The following code calls the UDX.

 CREATE STREAM "InputStream" (

 "location" VARCHAR(30),

 "city" VARCHAR(32),

 "region" VARCHAR(32),

 id int,

      XML_DATA VARCHAR(32000));

 SELECT STREAM *

     FROM TABLE("test"."ParseXml"(

         -- First parameter is input stream

            CURSOR(SELECT STREAM * FROM "InputStream"),

         -- Second parameter is the name of the column in the input data that

            contains the XML data

            'XML_DATA',

         -- Third parameter is the name of the XPath definition file.

            'xpath_defn'));

 

Example Properties File and Input

The content of the Properties file passed as the third parameter of the function above is written in XPath. XPath is used for selecting parts of an XML document and is defined by the World Wide Web Consortium, W3C.

An example of the content of the properties file which could be used for the above code would be:

 NAME.xpath=/testxml/row/name

 TITLE.xpath=@title

 YEARS.xpath=@years

 repeatingElement.xpath=/testxml/row/jobfunctions/function

Some Sample Input

 SET SCHEMA '"test"';

 INSERT INTO "InputStream" ("location", "city", "region", id, xml_data)
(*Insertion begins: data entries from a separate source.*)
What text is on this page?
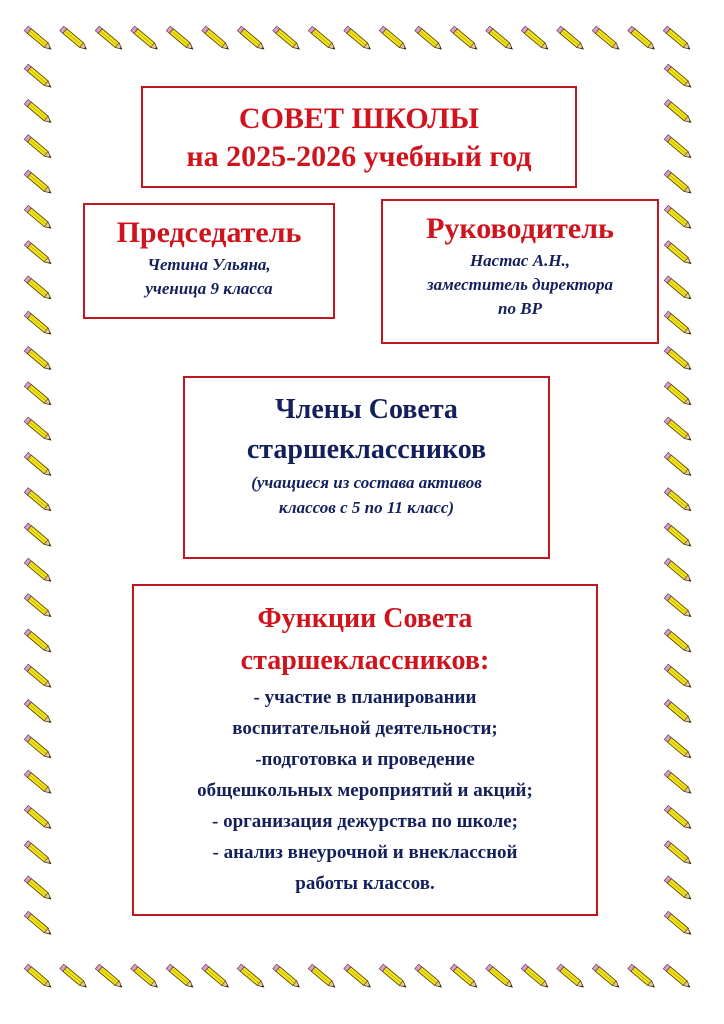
СОВЕТ ШКОЛЫ
на 2025-2026 учебный год
Председатель
Четина Ульяна,
ученица 9 класса
Руководитель
Настас А.Н.,
заместитель директора
по ВР
Члены Совета
старшеклассников
(учащиеся из состава активов
классов с 5 по 11 класс)
Функции Совета
старшеклассников:
- участие в планировании
воспитательной деятельности;
-подготовка и проведение
общешкольных мероприятий и акций;
- организация дежурства по школе;
- анализ внеурочной и внеклассной
работы классов.
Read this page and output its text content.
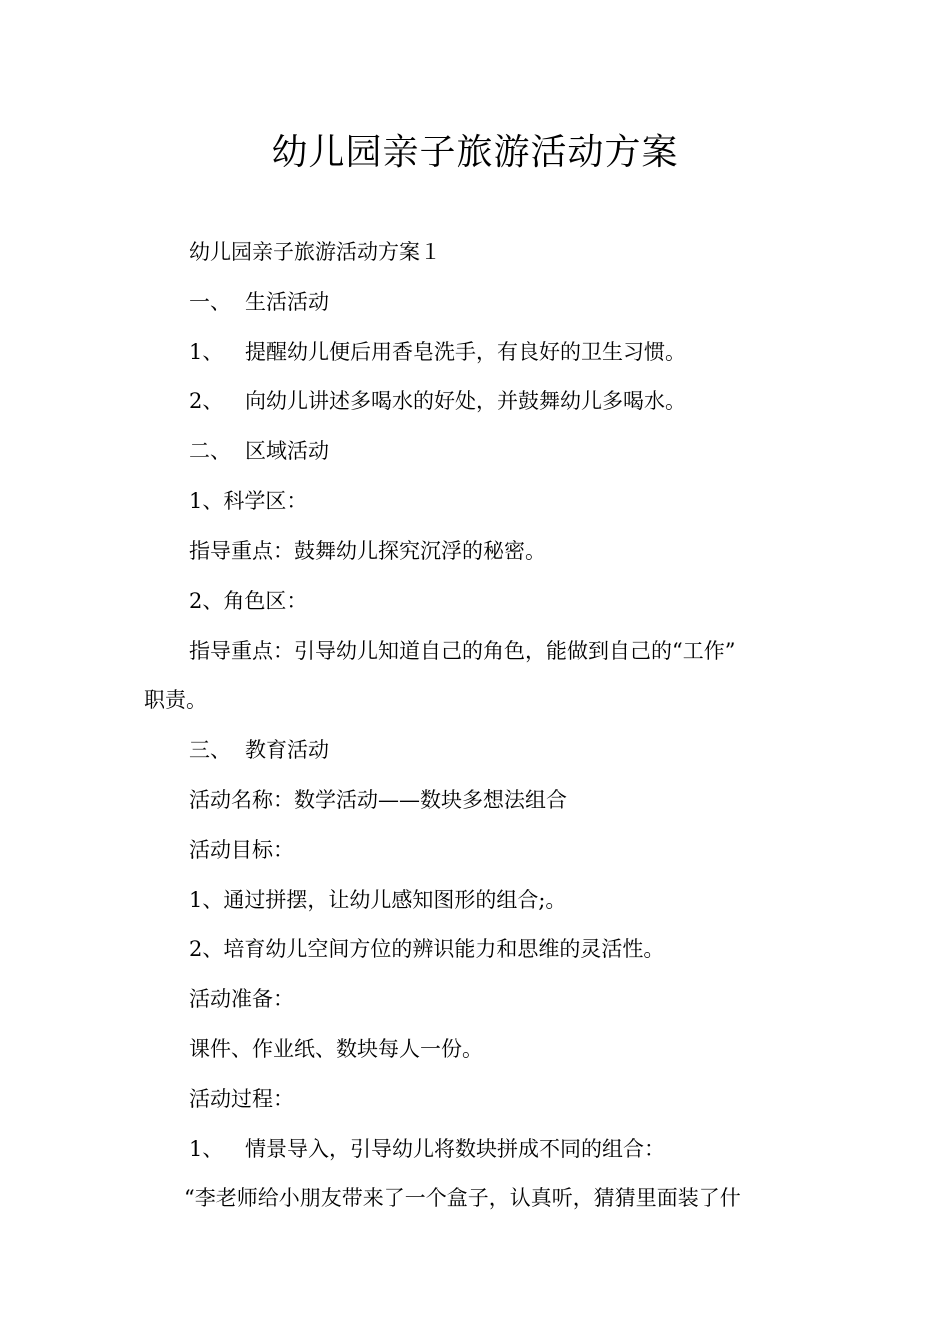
幼儿园亲子旅游活动方案

幼儿园亲子旅游活动方案１

一、 生活活动

1、 提醒幼儿便后用香皂洗手，有良好的卫生习惯。

2、 向幼儿讲述多喝水的好处，并鼓舞幼儿多喝水。

二、 区域活动

1、科学区：

指导重点：鼓舞幼儿探究沉浮的秘密。

2、角色区：

指导重点：引导幼儿知道自己的角色，能做到自己的“工作”

职责。

三、 教育活动

活动名称：数学活动——数块多想法组合

活动目标：

1、通过拼摆，让幼儿感知图形的组合;。

2、培育幼儿空间方位的辨识能力和思维的灵活性。

活动准备：

课件、作业纸、数块每人一份。

活动过程：

1、 情景导入，引导幼儿将数块拼成不同的组合：

“李老师给小朋友带来了一个盒子，认真听，猜猜里面装了什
   VALUES ('US', 'Oakland', 'California', 12345,

    '<testxml><row><name>joe</name><jobfunctions><function title="truck driver" years="1"/>

     <function title="clerk" years="5"/></jobfunctions></row></testxml>');

 

Troubleshooting

Set the appropriate trace level in /var/log/sqlstream/Trace.propertiesTrace.properties for:

com.sqlstream.plugin.xmlparse.XmlParse.parseXml.level=<trace_level>

<trace_level>

Meaning/Usage

WARNING

Error Conditions which disturb successful processing

INFO

unused

FINE

Logs the mapping input columns and output columns

FINER

Logs the mapping between XML attributes and output columns

FINEST

unused

Constraints

The maximum size of the XML document is constrained by the maximum row and column size of 65536.